Ao ver “O Preço da Verdade” temos duas surpresas. A primeira é que um filme que envolve direito e advocacia demore tanto para engrenar. A segunda é perceber que a assinatura de Todd Haynes não transforma o filme numa obra autoral. O que é ainda mais incrível, porque bem ou mal Haynes sempre foi um autor, mesmo no pior de seus filmes. Aqui, rende-se a um academicismo que já podia ser antevisto em alguns momentos de “Carol”.

Mark Ruffalo é Rob Bilott, advogado em ascensão, que acaba de receber a oportunidade de ser sócio de uma grande empresa de advocacia, mas recebe também a missão, um tanto inetivável por se tratar de algo que envolve sua avó e suas origens em West Virginia, de investigar possíveis males que afetam fazendeiros da região, o que faz com que ele confronte gente poderosa, do tipo que vende tudo por dinheiro e mata, suave e lentamente, se assim for necessário para aumentar os lucros.

Em questão está a DuPont, poderosa empresa química que desenvolveu a panela de teflon, mesmo sabendo que há no material um produto cancerígeno criado em laboratório, o C8. Durante os anos 1990, chegando aos anos 2000, a Dupont passou por cima de todos os riscos e continuou envenenando pessoas e animais, que desenvolveram câncer ao longo dos anos.

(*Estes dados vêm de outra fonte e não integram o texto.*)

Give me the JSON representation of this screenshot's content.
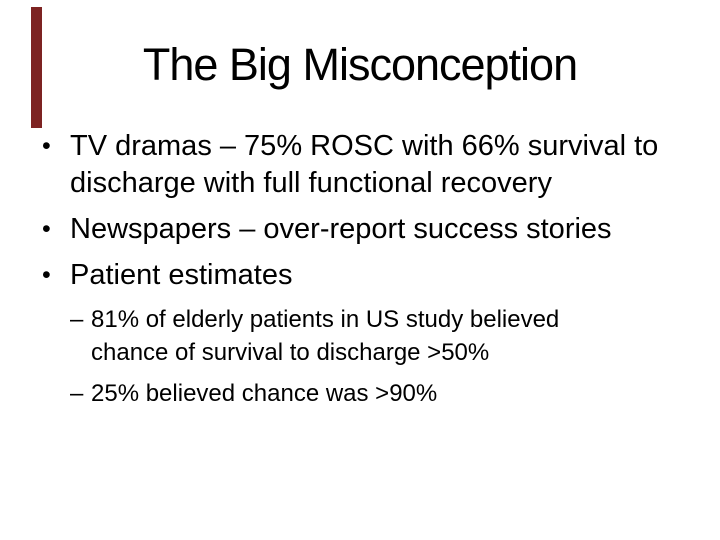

Os queixantes passam a sofrer perseguição, tanto da DuPont quanto dos ignorantes úteis de sempre, que acreditam nas grandes corporações contra os reis do mimimi que procuram o que é certo. E tudo isso é flagrado por uma câmera comportada, numa narrativa que corre o tempo todo segundo a cartilha do gosto médio.

Claro que na segunda metade, até pelos confrontos e mediações, a coisa esquenta um pouco. Mas nunca deixa de existir dentro de um confortável banho-maria, com alguns toques de suspense, trilha genérica colocada em momentos estratégicos e notas modestas de um melodrama calculado para não ferir sensibilidades.

Haynes até tem filmes piores, mas nunca tinha sido medíocre e omisso como em “O Preço da Verdade”. Os filmes eram ruins porque Haynes corria o risco de se afundar, e por vezes se afundava (“Veneno”, “Velvet Godmine”). Até mesmo atores como Bill Pullman, Anne Hathaway e Tim Robbins, para não dizer o próprio Ruffalo, são desperdiçados dentro desse esquema do grande tema que sobrepuja toda a direção. No fundo, é um filme anti-Todd Haynes.